`No idea what the bairns will get for tea'
Thursday 15 October 1998
Maybe it would be a fish supper or whatever she could find with some careful late shopping: "You have to vary what shops you go to to get the cheap things," she said. Without a car, it meant walking miles with a pushchair. Her children looked well fed and cheerful but Ms Thomson, 33 had no doubt malnutrition was a big problem on the Craigmillar estate, Edinburgh.
Though only a couple of miles from the site for Scotland's first parliament by Holyrood Palace and surrounded by some of the most expensive housing in Scotland, Craigmillar, with its mainly pre-war tenement flats, is a sink of poverty. Steel shutters were being slammed down on the few shops that remained open.

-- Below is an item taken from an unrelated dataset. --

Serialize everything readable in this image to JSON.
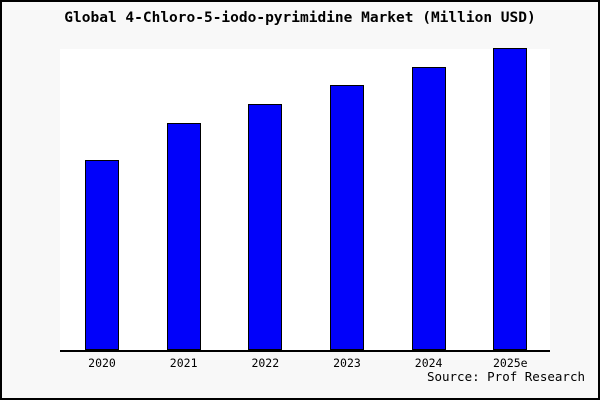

Ms Thomson gets pounds 93 a week income support, including pounds 20 sickness benefit - "I get panic attacks and depression" - and pounds 27 housing benefit. It is not enough, she says, to pay for gas and electricity as well as feeding and clothing baby Chantelle, one, and her two other girls.
Her eldest, Corrina, 12, has reached the age where expensive labels matter in the playground: "She won't wear anything that she thinks will get others taking the mickey."
Harder, though, is when Ms Thomson can only give Corrina and eight-year- old Nicole a packet of crisps or sweets for their "play piece" at school when friends will be having lunch at the chip shop.
"I scrimp and scrape and I have to borrow money by the end of the week just to get me by." Somehow she manages. "There's a lot of bairns go to school without breakfast or without their play piece or anything like that."
Lisa, 19, is bringing up Declan, 12 weeks, on pounds 70 a week while studying accountancy at a further education college on the opposite side of Edinburgh, a 15-mile round trip by bus. "I don't starve or anything, but it's hard until I have finished my degree," she said with the optimism of a young person determined to break out of the Craigmillar poverty trap.
"I get free milk for the wee one but feeding us both is probably going to get more difficult when he gets on to solids." Lisa expected her tea would come from the chippie.
Jacqueline Peddison, pulling down the shutters on the chemist's shop where she works, said malnutrition was common on the estate. Either young mothers had not got enough money or it was going on drugs.
"The school dinner ladies will tell you," she said. "They see the kids who come up for three helpings. It looks greedy, but it's not greedy, it's just they're awfully hungry."